Do they define it in terms of a superclass’s __str__ maybe? If your
overriding a method from a superclass a common pattern is:

def x(self, *a, **kw):
    ... do something special involving calling super().x(*a,**kw) ...

Which calls the superclass x() method with whatever arguments were
supplied, then does something specific to the subclass with the result.

But if their __str__ is not using the arguments, I’d take it as a sign
that someone is blindly following a pattern rather than doing something
sensible. Unused arguments are usually a sign of a potential bug, and
various lint programs will warn about that.

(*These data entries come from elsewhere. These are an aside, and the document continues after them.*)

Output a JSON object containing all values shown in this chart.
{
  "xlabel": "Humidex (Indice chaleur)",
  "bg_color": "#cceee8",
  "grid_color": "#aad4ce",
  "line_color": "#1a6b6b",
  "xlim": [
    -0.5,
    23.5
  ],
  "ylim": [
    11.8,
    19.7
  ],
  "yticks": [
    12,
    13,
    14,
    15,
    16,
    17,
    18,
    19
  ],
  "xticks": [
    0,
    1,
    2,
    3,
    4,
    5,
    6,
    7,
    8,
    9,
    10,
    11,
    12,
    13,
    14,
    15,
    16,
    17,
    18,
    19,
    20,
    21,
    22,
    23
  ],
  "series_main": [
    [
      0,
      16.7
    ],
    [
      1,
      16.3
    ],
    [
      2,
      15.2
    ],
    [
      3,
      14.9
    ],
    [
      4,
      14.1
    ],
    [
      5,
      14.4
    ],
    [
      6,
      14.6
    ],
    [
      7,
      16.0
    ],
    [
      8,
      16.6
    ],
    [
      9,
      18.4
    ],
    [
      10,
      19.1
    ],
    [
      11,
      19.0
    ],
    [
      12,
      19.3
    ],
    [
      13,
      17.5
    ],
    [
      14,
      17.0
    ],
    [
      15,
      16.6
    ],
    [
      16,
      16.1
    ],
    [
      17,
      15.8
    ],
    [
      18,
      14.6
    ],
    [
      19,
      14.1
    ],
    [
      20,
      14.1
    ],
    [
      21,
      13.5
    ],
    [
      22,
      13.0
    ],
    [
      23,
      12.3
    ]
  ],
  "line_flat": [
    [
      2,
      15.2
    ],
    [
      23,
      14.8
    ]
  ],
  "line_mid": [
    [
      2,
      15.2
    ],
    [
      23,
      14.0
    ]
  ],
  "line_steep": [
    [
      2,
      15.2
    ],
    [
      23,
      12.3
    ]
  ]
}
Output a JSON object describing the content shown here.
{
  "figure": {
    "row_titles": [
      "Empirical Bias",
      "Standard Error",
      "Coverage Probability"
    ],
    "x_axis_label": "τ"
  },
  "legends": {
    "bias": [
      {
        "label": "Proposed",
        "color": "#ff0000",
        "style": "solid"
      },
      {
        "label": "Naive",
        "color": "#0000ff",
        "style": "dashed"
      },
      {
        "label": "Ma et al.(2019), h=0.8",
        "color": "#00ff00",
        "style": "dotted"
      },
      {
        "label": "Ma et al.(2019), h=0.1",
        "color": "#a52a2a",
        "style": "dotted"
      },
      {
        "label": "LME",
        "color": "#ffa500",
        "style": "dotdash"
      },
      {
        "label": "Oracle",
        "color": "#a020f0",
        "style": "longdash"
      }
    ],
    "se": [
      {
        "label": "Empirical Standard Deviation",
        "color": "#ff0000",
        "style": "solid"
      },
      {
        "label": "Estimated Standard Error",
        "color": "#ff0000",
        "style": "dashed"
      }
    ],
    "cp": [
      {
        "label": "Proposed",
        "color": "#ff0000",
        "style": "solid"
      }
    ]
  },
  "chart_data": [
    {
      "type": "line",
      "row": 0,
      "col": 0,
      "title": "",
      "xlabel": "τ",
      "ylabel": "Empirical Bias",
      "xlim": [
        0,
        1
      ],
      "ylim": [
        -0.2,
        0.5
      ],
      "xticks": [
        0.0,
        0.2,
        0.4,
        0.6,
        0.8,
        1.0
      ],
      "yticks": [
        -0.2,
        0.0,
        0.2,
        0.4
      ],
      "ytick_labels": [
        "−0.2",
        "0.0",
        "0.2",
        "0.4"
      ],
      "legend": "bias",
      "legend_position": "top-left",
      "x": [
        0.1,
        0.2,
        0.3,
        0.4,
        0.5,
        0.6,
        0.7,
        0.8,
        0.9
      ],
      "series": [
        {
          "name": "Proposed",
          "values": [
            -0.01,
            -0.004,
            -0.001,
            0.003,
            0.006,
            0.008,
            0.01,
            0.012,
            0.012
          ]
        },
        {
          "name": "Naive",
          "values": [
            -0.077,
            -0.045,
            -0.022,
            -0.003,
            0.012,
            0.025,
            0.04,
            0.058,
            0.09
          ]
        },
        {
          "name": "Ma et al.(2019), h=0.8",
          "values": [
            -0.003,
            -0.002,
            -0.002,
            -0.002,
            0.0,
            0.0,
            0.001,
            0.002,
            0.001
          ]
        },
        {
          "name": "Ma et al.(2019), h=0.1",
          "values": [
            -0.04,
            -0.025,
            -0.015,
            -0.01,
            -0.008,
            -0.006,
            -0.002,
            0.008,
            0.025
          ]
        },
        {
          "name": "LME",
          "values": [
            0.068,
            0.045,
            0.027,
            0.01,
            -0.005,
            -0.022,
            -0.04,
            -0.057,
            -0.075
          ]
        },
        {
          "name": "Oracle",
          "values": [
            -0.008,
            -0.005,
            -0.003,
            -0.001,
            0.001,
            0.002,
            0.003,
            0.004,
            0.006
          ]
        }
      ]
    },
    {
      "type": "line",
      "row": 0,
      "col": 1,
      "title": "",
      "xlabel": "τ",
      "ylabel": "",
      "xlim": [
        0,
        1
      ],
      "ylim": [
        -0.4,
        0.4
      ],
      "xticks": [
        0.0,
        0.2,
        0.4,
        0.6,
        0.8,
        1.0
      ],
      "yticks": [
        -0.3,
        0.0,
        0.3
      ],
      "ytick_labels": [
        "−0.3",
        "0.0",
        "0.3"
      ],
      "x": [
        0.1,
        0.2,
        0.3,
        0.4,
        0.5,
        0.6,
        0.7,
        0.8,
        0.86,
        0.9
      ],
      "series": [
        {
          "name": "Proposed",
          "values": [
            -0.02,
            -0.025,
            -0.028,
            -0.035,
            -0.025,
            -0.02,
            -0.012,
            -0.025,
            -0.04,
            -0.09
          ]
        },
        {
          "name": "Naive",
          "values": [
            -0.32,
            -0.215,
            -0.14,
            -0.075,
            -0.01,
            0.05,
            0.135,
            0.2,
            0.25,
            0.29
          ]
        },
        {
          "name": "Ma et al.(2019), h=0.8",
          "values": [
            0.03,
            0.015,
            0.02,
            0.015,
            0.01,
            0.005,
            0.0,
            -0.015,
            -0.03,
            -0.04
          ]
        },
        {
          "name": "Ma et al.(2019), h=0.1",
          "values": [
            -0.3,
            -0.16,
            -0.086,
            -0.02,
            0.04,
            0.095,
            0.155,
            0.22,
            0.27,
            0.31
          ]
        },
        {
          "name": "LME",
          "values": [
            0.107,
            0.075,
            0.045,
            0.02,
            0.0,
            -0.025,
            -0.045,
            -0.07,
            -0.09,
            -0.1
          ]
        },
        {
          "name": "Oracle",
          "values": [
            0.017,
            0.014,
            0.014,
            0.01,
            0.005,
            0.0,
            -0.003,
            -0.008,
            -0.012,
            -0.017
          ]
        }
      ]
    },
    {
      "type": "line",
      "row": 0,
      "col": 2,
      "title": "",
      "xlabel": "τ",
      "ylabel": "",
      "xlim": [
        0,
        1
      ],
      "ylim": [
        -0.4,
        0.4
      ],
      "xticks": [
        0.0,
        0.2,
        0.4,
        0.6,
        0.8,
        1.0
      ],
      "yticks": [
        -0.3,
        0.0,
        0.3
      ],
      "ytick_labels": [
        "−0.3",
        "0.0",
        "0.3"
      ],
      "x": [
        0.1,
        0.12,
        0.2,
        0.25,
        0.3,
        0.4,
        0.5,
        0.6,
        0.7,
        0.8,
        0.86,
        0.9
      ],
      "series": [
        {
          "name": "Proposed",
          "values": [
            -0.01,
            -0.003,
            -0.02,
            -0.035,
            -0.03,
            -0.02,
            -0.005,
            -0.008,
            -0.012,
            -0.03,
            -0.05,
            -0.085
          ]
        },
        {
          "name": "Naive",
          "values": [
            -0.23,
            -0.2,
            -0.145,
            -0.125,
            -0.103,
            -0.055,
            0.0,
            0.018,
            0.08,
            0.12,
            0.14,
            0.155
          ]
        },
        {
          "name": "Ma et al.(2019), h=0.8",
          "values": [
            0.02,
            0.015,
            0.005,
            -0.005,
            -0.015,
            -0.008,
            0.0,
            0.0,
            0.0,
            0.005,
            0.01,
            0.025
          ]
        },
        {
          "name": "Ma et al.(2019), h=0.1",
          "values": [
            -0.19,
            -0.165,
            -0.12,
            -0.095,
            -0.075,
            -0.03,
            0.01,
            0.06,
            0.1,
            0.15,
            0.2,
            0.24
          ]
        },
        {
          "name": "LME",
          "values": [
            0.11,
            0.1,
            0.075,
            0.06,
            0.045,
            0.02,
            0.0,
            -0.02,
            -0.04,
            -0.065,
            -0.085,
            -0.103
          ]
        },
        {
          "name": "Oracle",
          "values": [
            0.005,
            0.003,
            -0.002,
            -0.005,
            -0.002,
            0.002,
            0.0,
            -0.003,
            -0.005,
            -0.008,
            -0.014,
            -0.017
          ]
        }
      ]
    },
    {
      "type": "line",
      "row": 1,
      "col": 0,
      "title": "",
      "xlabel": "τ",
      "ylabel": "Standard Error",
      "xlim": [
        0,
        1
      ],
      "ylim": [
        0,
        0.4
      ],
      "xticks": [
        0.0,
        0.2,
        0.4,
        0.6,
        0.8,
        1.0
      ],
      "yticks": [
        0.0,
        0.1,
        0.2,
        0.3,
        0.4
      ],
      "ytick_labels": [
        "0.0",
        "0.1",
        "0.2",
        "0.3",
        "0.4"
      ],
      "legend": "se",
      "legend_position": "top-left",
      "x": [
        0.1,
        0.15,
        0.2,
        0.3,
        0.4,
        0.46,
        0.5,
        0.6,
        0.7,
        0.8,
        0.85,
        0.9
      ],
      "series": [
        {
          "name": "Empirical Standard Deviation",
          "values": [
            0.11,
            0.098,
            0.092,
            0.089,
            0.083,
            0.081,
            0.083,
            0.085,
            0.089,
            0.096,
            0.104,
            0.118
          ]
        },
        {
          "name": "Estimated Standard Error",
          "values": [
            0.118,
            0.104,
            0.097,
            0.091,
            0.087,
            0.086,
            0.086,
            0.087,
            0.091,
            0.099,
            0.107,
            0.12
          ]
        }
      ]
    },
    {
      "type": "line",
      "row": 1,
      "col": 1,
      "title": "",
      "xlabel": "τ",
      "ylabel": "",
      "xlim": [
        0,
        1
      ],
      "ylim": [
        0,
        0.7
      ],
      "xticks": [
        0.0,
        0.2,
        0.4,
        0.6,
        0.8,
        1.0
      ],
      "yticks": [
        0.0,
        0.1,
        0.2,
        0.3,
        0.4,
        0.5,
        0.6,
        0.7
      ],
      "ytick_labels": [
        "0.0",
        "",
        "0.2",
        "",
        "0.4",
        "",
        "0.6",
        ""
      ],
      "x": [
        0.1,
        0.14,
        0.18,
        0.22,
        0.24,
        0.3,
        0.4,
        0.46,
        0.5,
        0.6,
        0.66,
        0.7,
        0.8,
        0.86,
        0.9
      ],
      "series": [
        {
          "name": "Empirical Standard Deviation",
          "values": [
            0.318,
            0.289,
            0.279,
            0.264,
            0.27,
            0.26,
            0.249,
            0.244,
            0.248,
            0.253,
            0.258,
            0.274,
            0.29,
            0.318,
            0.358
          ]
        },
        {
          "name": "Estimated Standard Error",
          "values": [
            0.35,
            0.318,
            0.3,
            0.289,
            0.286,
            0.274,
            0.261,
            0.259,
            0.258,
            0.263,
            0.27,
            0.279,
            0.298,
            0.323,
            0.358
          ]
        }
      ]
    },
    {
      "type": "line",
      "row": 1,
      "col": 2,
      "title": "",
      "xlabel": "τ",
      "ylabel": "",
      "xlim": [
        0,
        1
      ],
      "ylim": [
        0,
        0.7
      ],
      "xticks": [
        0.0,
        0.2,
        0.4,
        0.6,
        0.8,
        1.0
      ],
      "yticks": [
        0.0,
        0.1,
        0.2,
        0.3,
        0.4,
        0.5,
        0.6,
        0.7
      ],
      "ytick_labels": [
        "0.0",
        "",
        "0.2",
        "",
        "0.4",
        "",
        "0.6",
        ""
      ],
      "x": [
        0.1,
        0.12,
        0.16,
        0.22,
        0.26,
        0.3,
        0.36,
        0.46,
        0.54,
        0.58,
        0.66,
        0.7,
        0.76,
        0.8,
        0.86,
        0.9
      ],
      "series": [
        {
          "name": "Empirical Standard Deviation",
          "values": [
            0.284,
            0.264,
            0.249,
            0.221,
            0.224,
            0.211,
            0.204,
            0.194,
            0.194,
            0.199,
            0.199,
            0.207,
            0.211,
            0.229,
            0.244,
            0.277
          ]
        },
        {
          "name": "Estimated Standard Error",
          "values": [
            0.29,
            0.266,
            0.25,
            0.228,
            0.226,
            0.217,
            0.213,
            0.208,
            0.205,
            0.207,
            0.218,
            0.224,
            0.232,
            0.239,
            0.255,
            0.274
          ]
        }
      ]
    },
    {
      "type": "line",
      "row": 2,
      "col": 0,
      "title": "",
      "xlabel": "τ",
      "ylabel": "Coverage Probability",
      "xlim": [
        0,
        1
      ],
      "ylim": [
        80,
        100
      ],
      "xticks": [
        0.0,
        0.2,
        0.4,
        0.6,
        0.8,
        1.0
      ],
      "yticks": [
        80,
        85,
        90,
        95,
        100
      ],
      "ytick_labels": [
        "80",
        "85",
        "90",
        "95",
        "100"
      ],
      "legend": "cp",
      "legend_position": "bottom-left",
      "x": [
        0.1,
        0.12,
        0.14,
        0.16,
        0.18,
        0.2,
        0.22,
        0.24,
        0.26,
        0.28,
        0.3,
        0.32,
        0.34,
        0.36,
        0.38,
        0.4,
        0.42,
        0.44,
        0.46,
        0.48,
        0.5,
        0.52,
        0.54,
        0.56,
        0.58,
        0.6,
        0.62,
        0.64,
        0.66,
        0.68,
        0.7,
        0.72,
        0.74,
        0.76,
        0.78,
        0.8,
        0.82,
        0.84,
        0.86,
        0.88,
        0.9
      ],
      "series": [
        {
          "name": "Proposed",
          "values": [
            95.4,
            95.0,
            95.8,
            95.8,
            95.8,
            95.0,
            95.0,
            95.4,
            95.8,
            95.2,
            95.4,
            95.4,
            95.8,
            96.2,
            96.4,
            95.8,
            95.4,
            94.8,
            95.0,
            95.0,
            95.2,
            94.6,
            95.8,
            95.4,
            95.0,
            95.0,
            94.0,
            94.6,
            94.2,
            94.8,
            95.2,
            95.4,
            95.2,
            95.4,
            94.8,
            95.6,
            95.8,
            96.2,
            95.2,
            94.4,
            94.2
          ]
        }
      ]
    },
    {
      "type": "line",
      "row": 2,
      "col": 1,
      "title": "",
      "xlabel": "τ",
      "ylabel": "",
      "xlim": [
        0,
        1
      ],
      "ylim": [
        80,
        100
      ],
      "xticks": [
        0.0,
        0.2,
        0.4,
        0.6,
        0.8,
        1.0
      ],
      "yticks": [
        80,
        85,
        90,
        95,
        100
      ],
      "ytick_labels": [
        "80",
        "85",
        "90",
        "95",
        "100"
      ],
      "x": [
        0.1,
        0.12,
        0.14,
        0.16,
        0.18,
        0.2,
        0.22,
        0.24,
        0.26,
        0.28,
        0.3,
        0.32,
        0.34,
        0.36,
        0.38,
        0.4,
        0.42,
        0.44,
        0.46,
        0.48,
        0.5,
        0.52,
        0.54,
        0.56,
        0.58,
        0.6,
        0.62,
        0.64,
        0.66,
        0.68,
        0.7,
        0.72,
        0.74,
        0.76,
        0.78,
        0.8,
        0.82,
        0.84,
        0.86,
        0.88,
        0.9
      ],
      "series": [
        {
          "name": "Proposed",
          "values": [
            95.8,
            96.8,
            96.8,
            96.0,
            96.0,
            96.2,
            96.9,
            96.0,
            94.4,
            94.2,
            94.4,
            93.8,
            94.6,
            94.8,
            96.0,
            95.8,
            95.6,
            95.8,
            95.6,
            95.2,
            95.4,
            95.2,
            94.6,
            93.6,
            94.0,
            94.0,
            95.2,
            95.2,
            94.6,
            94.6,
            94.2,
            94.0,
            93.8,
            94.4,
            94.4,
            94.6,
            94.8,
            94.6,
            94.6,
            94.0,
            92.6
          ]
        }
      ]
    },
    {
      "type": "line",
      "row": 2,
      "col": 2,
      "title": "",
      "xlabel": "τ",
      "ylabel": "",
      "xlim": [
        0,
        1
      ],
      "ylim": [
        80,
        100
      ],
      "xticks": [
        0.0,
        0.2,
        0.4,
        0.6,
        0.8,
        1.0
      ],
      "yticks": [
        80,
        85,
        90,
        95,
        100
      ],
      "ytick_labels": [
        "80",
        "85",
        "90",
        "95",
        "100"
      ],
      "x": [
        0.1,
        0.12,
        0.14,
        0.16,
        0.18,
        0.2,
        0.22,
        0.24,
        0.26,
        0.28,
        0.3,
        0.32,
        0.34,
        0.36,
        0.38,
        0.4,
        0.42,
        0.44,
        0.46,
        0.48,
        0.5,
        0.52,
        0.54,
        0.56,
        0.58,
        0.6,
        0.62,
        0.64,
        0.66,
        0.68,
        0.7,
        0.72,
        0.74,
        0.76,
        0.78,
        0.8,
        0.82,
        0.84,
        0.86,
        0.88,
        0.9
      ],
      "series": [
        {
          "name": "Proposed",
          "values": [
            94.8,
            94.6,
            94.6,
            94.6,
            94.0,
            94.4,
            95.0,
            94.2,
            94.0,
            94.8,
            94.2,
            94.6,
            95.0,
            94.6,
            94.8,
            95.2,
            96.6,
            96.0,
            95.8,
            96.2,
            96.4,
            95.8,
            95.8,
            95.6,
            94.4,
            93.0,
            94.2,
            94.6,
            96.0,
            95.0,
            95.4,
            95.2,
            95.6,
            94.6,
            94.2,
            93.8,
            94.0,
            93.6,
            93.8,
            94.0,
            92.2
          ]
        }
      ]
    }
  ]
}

Particularly with dunder methods like __str__, whose parameters are
usually very rigid because they’re called indirectly via things with no
scope for passing arbitrary parameters, I thnk this is almost never
useful. You almost never call a dunder method directly - they’re meant
to express mechanism for other things which don’t look so much like a
function call.

Even if the dunder method is a thin wrapper for a complex function:

def funky_format(self, formating_args_here....)
    ... return self as a string in many ways ...

def __str__(self):
    return self.funky_format(args for use in str here ....)

I’d expose the complex function directly as above, and leave __str__
with no arguments. Maybe its call to funky_format might match the
defaults for that function and therefore have no arguments:

def __str__(self):
    return self.funky_format()

but I would still have __str__ take no arguments, and funky_format
available for the other uses, whatever they might be.